Or, dès lors qu'il invoque l'existence d'un dol incident dans le chef de Mme Z., M. M. doit démontrer que celle-ci a délibérément omis de lui transmettre des informations ou des documents qui, s'ils avaient été connus, auraient nécessairement influencé à la baisse le prix convenu pour le rachat des parts.
A partir du moment où M. M. n'a pas estimé utile de porter à la connaissance du tribunal la nature des informations et documents remis par Mme Z. et son comptable lors des négociations, le tribunal est privé de toute possibilité de déterminer si les comptables n'ont pas tenu compte des prétendues dettes scellées pour fixer le prix de cession des parts et de juger si Mme Z. s'est rendue l'auteur de réticences dolosives ou non.
8.- En outre, il est constant que l'ensemble des sommes que M. M. qualifie de « dettes scellées », si elles se rapportent en effet à l'exercice comptable 2012, ont été néanmoins réclamées à la sprl Sai Rama dans le courant de l'année 2013 :
Le salaire du mois de décembre 2012 de M. Santosh Poudel, d'un montant de 828,18 euro n'a été, nécessairement, connu qu'au début du mois de janvier 2013. Rien n'indique que Mme Z. connaissait le montant de cette dette au moment de la cession ou encore que celle-ci n'avait pas fait l'objet d'une provision dans les comptes de la sprl Sai Rama conformément à l'article 50 de l'arrêté royal portant exécution du Code des sociétés.
La somme de 10.566,57 euro réclamée par la recette Tva le 26 février 2013 se rapporte aux opérations taxables de la sprl Sai Rama du 4ème trimestre 2012. Il ressort de ce document que la sprl Sai Rama est assujettie à la Tva sous le régime des déclarations trimestrielles.
Par conséquent, la sprl Sai Rama devait déclarer les achats (Tva à récupérer) et les ventes (Tva à verser à l'Etat) du 4ème trimestre 2012 pour le 20 janvier 2013 . Le montant de la Tva due ne pouvait donc pas être connu avant la signature de la convention de cession de parts.
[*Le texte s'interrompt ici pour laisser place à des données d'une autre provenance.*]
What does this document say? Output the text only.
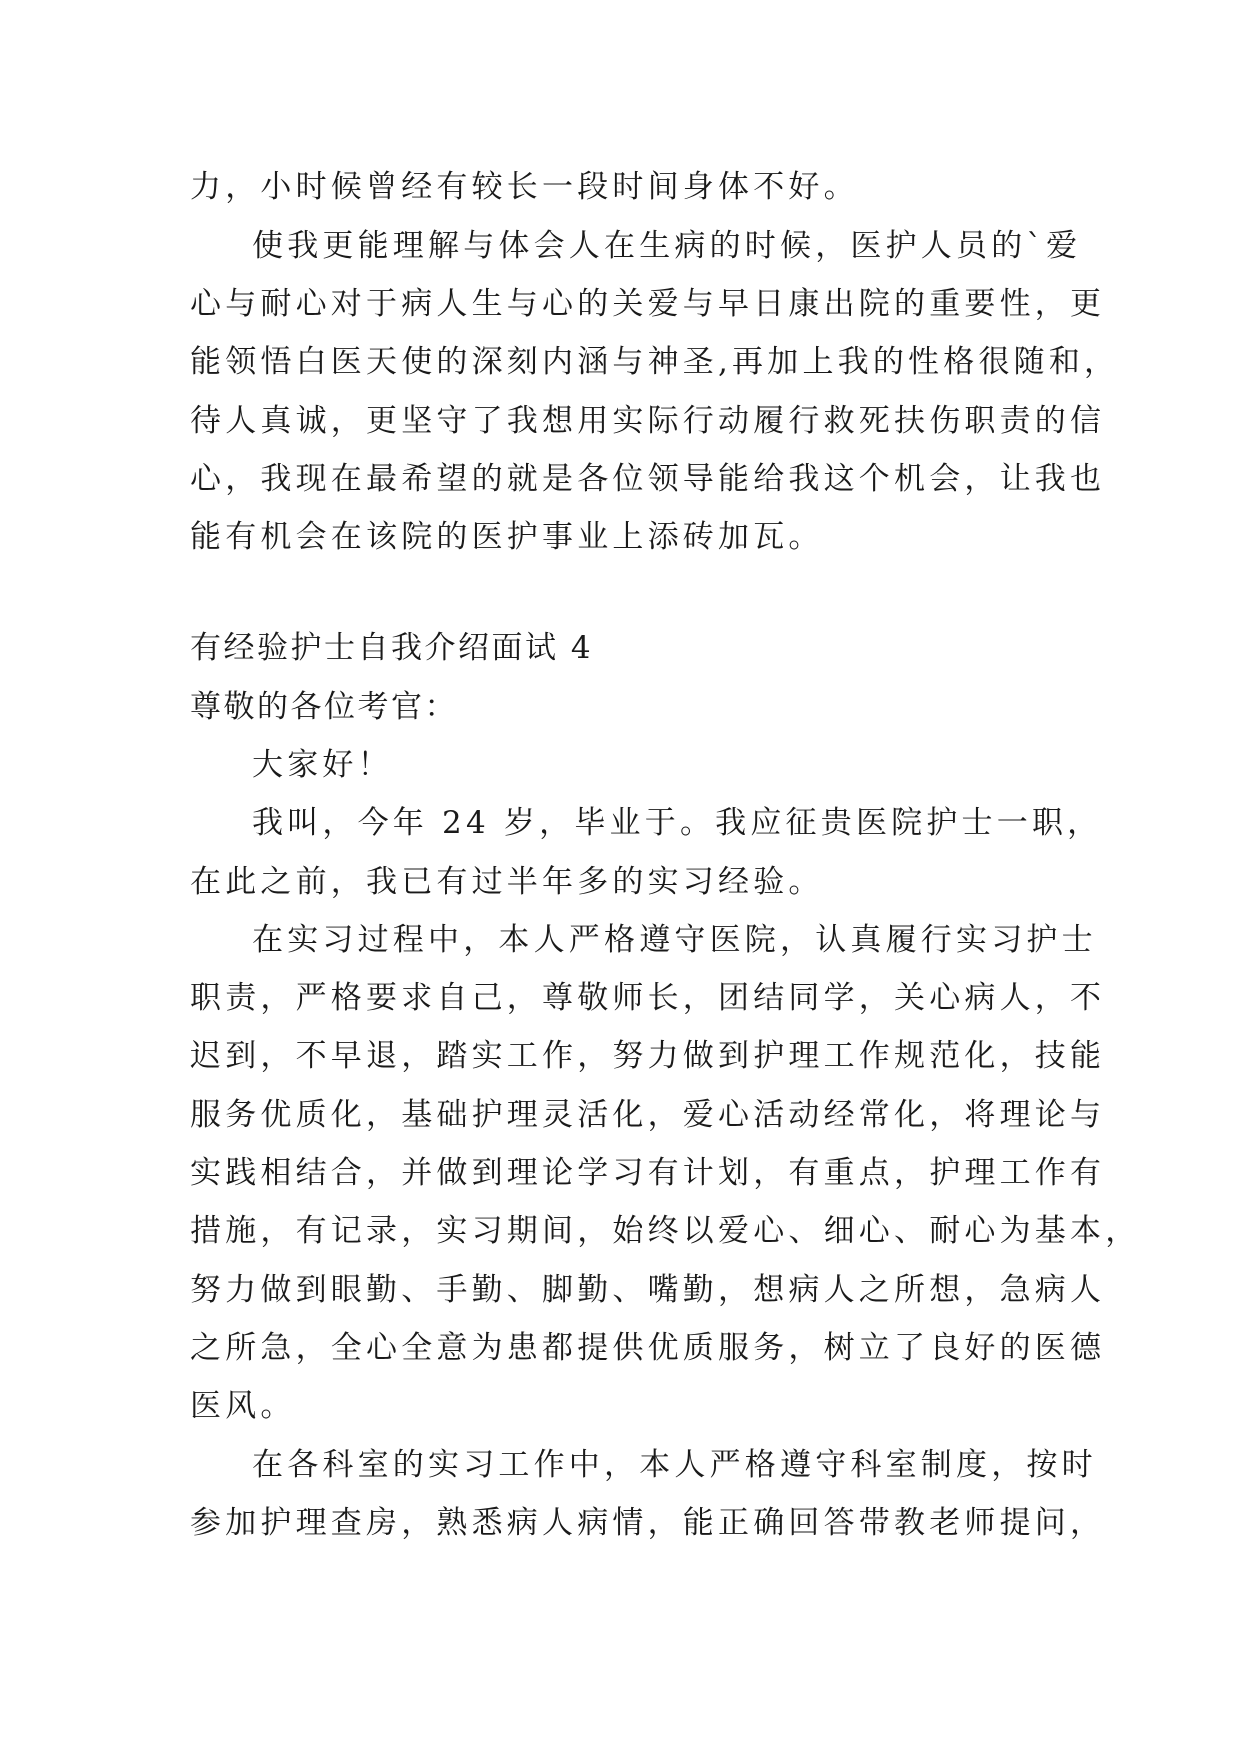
力，小时候曾经有较长一段时间身体不好。
使我更能理解与体会人在生病的时候，医护人员的`爱
心与耐心对于病人生与心的关爱与早日康出院的重要性，更
能领悟白医天使的深刻内涵与神圣,再加上我的性格很随和，
待人真诚，更坚守了我想用实际行动履行救死扶伤职责的信
心，我现在最希望的就是各位领导能给我这个机会，让我也
能有机会在该院的医护事业上添砖加瓦。
有经验护士自我介绍面试 4
尊敬的各位考官：
大家好！
我叫，今年 24 岁，毕业于。我应征贵医院护士一职，
在此之前，我已有过半年多的实习经验。
在实习过程中，本人严格遵守医院，认真履行实习护士
职责，严格要求自己，尊敬师长，团结同学，关心病人，不
迟到，不早退，踏实工作，努力做到护理工作规范化，技能
服务优质化，基础护理灵活化，爱心活动经常化，将理论与
实践相结合，并做到理论学习有计划，有重点，护理工作有
措施，有记录，实习期间，始终以爱心、细心、耐心为基本，
努力做到眼勤、手勤、脚勤、嘴勤，想病人之所想，急病人
之所急，全心全意为患都提供优质服务，树立了良好的医德
医风。
在各科室的实习工作中，本人严格遵守科室制度，按时
参加护理查房，熟悉病人病情，能正确回答带教老师提问，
En outre, le tribunal rappelle que la sprl Sai Rama avait nécessairement versé des acomptes sur la Tva due lors des mois d'octobre, novembre et décembre 2012 et que la Tva due à l'Etat avait été préalablement perçue par la société auprès des clients de sorte que les montants réclamés devaient se trouver sur le compte bancaire de la sprl Sai Rama.
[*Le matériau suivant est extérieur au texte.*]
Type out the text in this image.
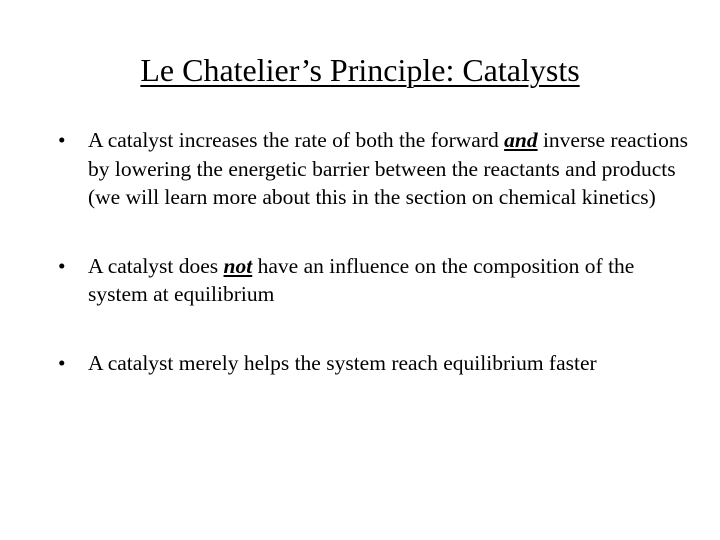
Le Chatelier’s Principle: Catalysts
• A catalyst increases the rate of both the forward and inverse reactions by lowering the energetic barrier between the reactants and products (we will learn more about this in the section on chemical kinetics)
• A catalyst does not have an influence on the composition of the system at equilibrium
• A catalyst merely helps the system reach equilibrium faster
Enfin, le fait que les sommes dues par la sprl Sai Rama à la Tva aient été transférées sur un compte spécial et majorées d'amendes ne peut résulter que de la négligence de M. M.. En effet, un tel compte spécial n'est ouvert qu'à partir du moment où un assujetti ne paie pas dans le délai imparti la Tva due telle qu'elle ressort de la dernière déclaration déposée.
La cotisation annuelle relative à l'exercice de vacances 2012, d'un montant de 3.051,68 euro , réclamée par l'Onss le 2 avril 2013 est une dette de l'exercice social 2013. Elle ne pouvait donc pas être connue lors des négociations précédant la signature de la convention de cession de parts.
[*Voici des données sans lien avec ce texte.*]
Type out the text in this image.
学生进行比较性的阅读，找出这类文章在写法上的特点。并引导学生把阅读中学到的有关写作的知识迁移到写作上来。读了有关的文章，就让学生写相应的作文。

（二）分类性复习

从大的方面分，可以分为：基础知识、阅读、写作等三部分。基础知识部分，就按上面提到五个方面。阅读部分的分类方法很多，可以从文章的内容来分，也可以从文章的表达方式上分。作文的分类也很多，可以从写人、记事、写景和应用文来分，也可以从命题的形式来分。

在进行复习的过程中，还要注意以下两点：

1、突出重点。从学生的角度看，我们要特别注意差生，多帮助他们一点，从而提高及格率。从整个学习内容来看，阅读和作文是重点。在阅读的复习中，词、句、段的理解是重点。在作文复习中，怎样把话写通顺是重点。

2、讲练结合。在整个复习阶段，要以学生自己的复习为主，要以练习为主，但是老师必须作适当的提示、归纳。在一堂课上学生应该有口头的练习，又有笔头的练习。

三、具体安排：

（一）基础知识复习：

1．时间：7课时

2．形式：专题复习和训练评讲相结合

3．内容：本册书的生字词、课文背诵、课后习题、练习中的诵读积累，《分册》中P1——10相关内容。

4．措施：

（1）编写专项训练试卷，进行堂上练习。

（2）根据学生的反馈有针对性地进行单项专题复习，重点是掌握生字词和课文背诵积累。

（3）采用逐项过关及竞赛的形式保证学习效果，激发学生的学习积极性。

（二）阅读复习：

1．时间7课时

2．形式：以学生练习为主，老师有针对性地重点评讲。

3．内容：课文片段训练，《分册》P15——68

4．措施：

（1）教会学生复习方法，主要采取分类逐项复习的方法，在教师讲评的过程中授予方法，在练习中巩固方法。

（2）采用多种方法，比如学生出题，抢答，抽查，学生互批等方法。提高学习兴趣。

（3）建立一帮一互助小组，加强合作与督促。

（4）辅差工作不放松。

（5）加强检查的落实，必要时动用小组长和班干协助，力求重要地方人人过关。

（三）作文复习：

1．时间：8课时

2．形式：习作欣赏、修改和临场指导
Les cotisations Onss dues sur les rémunérations du 4ème trimestre, d'un montant de 2.503,62 euro , ont été portées à la connaissance de la sprl Sai Rama le 18 janvier 2013, soit après la signature de la convention.
La régularisation des cotisations de ce 4ème trimestre 2012, d'un montant de 974,79 euro , a été réclamée le 8 avril 2013. Mme Z. n'a donc pas pu cacher l'existence d'une dette dont elle ne pouvait pas connaître le montant.
Enfin, Luminus n'a facturé les sommes dues pour la fourniture d'électricité lors de l'année écoulée qu'en date du 18 mars 2013. A nouveau, Mme Z. ne pouvait pas connaître le montant exact de cette dette avant la signature de la convention ni que celle-ci n'avait pas fait l'objet d'une provision dans les comptes de la sprl Sai Rama conformément à l'article 50 de l'arrêté royal portant exécution du Code des sociétés.
Les montants réclamés à la sprl Sai Rama après la signature de la convention ne permettent pas d'établir que Mme Z. a, de manière délibérée, caché l'existence de dettes à M. M..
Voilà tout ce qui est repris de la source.